Inwendige anatomie van een haai – Visueel Woordenboek
Inwendige anatomie van een haai
Interne anatomie van een haai: grote, lange en zeer krachtige selachian vis. Hij is levendbarend.
Pariëtale spieren: set spieren aan de zijkant van de kop.
Vertebra: elk van de botten die de wervelkolom vormen.
Neuralboog: gewelfd deel van een wervel dat verband houdt met het zenuwstelsel.

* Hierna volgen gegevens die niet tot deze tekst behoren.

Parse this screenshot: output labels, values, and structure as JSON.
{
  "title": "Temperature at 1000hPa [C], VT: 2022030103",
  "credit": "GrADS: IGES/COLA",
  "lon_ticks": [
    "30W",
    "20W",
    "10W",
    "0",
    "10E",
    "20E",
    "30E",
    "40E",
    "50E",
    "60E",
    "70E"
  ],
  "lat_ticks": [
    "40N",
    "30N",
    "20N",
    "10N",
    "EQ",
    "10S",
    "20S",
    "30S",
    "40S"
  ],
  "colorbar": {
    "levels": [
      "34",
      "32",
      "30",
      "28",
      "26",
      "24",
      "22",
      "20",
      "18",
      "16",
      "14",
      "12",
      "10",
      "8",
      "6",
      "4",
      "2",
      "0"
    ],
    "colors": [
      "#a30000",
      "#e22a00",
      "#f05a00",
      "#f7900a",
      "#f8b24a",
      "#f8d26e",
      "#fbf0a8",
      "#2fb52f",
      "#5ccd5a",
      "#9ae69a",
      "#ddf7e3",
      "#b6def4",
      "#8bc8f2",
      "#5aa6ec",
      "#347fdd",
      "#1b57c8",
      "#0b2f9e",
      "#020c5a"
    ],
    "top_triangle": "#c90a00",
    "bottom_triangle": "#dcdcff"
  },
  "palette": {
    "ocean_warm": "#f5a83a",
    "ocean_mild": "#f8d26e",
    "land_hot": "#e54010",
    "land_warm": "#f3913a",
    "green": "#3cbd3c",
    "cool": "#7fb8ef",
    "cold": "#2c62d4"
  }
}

Lichaam: hoofddeel van een wervel.
Dorsvin: voortbewegingsorgaan op de rug van een haai.
Achterste darm: deel van het spijsverteringskanaal net na de maag.
Maag: deel van het spijsverteringskanaal van een haai tussen het voorste en achterste deel van de darm.
Nier: bloedzuiverend orgaan.
Grondwervel: deel van het zenuwstelsel dat zich in de wervelkolom bevindt.
Koord: omlijnd deel van de wervelkolom.
Caudaalvin: voortbewegende ledemaat aan het uiteinde van een haai.
Cloaca: opening die wordt gedeeld door de geslachtsorganen, de urinewegen en de darmen.
Bekkenvin: voortbewegende ledemaat onder de bekkengordel van een haai.
Posterdarm: deel van het spijsverteringskanaal vlak na de maag.
Liver: galproducerende spijsverteringsklier.
Pectorale vin: voortbewegende ledemaat op de borst van een haai.
Hart: bloedpompend orgaan copyright bernard dery infovisual.info.
Ventrale aorta: bloedvat in de buikholte dat het bloed van het hart naar andere organen voert.
Inwendige spirakelopeningen: spleet waarin zich de ingewanden bevinden.
Mond: ingang tot het spijsverteringskanaal.
Pharynx: kruispunt van het ademhalingskanaal en het spijsverteringskanaal van een haai.
Encephalon: zetel van de geestelijke vermogens van een haai.
Schedel: benige omhulsel van de hersenen.